I have joined the yearly pilgrimage of the Order of Malta in the past. The men and women of the Order invite those with serious, debilitating health conditions to make the pilgrimage with them seeking the intercession of the Our Lady of Lourdes, the Blessed Virgin Mary. This year’s pilgrimage occurs during 2025, which is a Jubilee Year for the Catholic Church. The recently deceased Holy Father, Pope Francis, has called on Catholics to go on pilgrimage during this year with the intention of becoming “pilgrims of hope.”
The prayer for the Jubilee Year succinctly presents the aspiration for this sacred time:
“May the grace of the Jubilee reawaken in us, Pilgrims of Hope, a yearning for the treasures of heaven. May that same grace spread the joy and peace of our Redeemer throughout the earth. To you our God, eternally blessed, be glory and praise for ever. Amen”
During the earthly life of Jesus, he walked as a pilgrim. In his infancy, Mary and Joseph sowed in the heart of their child the pilgrim’s desire. In the Gospel according to Luke, his parents brought him to the Temple of Jerusalem for the Jewish ritual of Presentation. Mary and Joseph made the yearly pilgrimage to Jerusalem for Jewish Passover and brought along the young Jesus. On one of those occasions, as a teenager, the son of Mary remained behind in the temple, spending his time listening and questioning the scribes and elders.
As an adult, he continued the customs he had learned from Mary and Joseph. He invited his disciples to do the same. When Jesus called out, “Follow me,” to James and John, Peter, and Andrew along the Sea of Galilee, he was inviting them on a pilgrimage, not just to the holy city of Jerusalem but to the new Jerusalem in heaven. As disciples of the Lord Jesus, we follow in the footsteps of those first disciples keeping our eyes fixed on the Lord Jesus trusting he will lead us to the eternal treasures of heaven.
To be a pilgrim is to walk with hope. One hopes for a safe journey. The destination is the hope that directs one steps. A religious pilgrim, though, has a horizon that stretches beyond the distance and time of the journey. The Christian is responding to the personal invitation of Jesus, “Follow me.”
In the Gospel of John, Thomas asked Jesus, “Master, we do not know where you are going; how can we know the way?” (Jn 16:4) With kind eyes and an encouraging smile, Jesus responded, “I am the way, the truth, and the life.” (Jn 16:5). Thomas was speaking for most of us. We do not know the way or have lost our way, allured by temptation’s distractions. The pilgrim Jesus is the way for those who choose to follow him. Jesus reveals heaven as the one true desire of the human heart. The joy of eternal life for which the Chistian hope begins taking the hand of the pilgrim Jesus and allowing him to lead us.
At Lourdes, the Blessed Virgin Mary teaches the disciples of Jesus the same customs she taught her Son. She is the mother of hope and teaches us to be pilgrims of hope with her Son, Jesus.
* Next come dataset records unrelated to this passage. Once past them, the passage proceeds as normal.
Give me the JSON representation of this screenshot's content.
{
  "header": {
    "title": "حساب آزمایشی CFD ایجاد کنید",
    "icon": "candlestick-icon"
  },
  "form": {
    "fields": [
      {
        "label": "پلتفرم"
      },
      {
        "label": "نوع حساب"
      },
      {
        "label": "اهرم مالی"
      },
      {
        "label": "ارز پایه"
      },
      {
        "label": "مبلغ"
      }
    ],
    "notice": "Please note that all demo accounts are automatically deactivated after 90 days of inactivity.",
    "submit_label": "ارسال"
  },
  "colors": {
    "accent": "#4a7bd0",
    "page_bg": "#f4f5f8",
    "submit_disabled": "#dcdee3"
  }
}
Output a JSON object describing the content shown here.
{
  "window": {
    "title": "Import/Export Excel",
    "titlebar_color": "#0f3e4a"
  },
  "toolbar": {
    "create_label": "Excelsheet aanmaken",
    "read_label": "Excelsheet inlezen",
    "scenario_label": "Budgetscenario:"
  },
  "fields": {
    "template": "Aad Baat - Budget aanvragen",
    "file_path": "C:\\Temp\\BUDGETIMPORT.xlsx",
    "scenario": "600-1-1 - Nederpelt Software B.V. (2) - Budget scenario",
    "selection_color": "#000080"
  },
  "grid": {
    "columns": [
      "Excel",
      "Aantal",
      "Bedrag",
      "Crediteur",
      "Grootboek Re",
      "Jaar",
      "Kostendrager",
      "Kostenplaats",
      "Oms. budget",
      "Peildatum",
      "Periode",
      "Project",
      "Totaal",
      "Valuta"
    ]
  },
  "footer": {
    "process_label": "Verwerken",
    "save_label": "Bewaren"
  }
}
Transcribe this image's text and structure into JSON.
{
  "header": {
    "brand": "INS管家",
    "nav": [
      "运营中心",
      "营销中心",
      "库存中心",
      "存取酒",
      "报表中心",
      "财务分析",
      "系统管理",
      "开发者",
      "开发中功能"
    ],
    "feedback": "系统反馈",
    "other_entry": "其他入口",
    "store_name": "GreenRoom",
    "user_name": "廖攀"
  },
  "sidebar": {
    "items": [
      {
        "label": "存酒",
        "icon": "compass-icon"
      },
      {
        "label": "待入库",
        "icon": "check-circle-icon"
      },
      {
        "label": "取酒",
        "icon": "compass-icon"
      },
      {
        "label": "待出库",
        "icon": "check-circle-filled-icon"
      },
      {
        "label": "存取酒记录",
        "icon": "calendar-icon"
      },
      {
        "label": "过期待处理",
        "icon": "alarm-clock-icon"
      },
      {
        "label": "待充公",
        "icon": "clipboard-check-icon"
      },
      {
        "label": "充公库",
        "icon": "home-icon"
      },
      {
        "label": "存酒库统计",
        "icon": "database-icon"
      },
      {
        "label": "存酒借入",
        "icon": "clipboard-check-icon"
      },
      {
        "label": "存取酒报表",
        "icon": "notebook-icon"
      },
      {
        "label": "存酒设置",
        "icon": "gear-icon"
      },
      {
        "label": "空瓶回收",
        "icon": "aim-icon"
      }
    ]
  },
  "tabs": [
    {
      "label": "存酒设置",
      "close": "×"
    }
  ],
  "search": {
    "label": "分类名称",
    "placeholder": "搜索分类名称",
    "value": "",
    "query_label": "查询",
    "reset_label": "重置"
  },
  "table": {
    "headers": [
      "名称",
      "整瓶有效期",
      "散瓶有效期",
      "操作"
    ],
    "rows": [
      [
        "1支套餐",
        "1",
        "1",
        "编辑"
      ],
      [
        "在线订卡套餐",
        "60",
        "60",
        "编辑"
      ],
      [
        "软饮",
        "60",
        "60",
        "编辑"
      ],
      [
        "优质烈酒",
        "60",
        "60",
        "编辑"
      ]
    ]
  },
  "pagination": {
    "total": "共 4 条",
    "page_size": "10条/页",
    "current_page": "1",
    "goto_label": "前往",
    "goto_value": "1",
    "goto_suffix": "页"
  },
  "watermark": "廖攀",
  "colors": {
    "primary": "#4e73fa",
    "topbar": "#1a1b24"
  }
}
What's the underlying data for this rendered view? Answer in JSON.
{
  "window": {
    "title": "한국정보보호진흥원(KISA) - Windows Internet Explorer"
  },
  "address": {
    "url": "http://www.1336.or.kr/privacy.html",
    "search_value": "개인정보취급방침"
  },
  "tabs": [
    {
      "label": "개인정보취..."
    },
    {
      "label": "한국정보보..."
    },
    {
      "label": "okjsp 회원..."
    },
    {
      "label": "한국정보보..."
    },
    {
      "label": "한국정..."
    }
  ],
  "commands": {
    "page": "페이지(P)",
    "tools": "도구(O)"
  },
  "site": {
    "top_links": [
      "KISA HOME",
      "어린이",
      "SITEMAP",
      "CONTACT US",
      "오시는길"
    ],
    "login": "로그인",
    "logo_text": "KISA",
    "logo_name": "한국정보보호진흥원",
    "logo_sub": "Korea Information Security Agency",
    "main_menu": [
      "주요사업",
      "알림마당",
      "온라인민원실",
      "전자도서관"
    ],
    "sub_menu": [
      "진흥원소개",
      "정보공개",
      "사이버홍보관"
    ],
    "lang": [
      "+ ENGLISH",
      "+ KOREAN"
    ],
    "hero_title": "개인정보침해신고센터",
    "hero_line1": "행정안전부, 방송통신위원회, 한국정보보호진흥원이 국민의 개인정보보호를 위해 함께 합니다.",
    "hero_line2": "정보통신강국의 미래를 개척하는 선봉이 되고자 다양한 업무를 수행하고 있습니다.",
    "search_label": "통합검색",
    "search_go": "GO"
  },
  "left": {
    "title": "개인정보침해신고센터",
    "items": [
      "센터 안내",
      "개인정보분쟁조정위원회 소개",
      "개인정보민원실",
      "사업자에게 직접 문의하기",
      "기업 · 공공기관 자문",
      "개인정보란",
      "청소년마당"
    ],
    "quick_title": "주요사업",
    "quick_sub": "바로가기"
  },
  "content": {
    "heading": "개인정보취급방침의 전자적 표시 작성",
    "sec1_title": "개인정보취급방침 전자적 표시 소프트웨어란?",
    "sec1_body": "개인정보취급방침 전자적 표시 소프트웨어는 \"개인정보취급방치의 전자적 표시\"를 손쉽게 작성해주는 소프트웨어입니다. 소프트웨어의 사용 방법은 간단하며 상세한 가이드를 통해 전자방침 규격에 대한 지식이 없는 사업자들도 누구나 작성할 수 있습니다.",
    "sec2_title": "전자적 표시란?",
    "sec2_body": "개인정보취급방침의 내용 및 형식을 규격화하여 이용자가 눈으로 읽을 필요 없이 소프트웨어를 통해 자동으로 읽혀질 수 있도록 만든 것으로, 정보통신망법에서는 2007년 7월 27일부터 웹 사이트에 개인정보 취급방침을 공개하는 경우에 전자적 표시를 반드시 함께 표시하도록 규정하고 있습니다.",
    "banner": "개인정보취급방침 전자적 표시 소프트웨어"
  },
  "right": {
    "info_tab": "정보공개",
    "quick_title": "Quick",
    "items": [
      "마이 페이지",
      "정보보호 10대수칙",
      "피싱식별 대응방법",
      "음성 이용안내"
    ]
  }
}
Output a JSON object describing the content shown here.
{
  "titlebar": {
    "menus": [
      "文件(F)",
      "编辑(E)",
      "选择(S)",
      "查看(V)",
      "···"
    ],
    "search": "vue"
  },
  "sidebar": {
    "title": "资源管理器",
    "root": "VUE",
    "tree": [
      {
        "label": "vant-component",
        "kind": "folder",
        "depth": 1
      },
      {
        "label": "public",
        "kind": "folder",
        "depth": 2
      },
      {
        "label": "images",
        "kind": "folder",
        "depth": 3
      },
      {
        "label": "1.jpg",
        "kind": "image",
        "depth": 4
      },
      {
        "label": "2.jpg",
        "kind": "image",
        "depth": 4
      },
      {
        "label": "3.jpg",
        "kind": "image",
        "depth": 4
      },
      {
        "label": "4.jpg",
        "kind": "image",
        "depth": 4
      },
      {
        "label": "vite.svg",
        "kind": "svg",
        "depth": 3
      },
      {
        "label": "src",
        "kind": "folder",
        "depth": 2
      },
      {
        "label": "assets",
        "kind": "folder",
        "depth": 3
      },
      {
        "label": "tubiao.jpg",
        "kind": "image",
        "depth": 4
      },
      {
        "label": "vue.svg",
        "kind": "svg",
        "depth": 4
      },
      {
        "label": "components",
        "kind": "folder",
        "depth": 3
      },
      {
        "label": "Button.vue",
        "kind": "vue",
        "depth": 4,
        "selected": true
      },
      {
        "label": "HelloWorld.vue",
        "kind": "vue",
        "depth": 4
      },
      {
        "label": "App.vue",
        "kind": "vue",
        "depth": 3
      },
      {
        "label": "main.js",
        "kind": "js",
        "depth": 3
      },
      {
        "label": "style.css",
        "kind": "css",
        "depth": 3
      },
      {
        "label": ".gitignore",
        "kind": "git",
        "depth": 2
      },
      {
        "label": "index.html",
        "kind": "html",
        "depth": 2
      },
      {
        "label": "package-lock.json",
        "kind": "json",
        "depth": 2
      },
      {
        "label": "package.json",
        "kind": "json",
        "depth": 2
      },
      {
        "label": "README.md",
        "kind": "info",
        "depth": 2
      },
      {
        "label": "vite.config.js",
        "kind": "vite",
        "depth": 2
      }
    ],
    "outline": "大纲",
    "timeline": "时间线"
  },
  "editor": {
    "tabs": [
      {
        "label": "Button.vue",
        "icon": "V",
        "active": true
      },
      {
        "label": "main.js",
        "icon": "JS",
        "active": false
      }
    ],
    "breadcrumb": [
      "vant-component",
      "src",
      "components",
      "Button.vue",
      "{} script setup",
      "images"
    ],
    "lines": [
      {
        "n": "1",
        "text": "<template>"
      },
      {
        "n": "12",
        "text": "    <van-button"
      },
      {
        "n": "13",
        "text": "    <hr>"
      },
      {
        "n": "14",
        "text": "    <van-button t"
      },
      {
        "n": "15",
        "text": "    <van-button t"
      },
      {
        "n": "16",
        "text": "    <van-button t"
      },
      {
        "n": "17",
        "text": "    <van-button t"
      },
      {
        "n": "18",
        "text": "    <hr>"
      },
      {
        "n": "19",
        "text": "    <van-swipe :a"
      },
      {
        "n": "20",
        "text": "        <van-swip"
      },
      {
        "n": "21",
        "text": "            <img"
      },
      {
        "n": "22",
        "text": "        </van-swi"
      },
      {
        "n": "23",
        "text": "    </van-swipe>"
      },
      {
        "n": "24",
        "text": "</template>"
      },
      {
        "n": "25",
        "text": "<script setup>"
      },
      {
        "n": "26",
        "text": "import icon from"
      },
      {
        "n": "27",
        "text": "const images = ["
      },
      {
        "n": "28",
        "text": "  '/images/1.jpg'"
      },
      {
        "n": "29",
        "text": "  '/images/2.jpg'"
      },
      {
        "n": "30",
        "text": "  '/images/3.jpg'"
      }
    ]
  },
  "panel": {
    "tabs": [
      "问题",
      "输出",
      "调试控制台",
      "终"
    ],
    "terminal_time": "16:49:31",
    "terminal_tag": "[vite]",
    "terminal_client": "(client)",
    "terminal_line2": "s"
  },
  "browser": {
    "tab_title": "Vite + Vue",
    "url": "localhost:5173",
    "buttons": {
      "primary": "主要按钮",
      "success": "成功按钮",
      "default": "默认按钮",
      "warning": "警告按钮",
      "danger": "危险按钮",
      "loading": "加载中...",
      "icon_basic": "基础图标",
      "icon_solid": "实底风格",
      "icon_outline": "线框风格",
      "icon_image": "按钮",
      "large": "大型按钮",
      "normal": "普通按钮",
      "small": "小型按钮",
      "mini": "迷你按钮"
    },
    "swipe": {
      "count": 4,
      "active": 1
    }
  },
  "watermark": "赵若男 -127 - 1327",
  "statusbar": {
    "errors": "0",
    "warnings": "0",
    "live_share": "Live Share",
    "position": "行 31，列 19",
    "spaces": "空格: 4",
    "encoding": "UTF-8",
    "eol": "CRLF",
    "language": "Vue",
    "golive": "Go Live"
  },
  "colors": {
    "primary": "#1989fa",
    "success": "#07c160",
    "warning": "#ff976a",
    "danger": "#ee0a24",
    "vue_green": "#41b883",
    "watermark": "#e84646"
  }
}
To Lourdes come many pilgrims from around the world bearing all manner of physical suffering and emotional distress. During our pilgrimage at the foot of the Pyrenees mountains in the south of France, we were all immersed in the company of human debility and infirmity, an unavoidable part of the human condition. What transforms this crowd into a community is the hope that the Virgin Mary inspired in the heart of young Bernadette.
Lourdes has become a renowned pilgrimage site because of the litany of healings recited since Mary’s first appearance to Bernadette on Feb. 11, 1858. The story of Lourdes is much more than physical healing. The beautiful grounds surrounding the revered grotto where the Blessed Mother appeared to her young confidant lift the eyes of all who enter to the heavenly garden where God’s grace flows with greater abundance than the waters of the River Pau. True to the spirit of the Jubilee Year, Lourdes gives the healing grace that reawakens in all pilgrims of hope, a yearning for the treasures of heaven.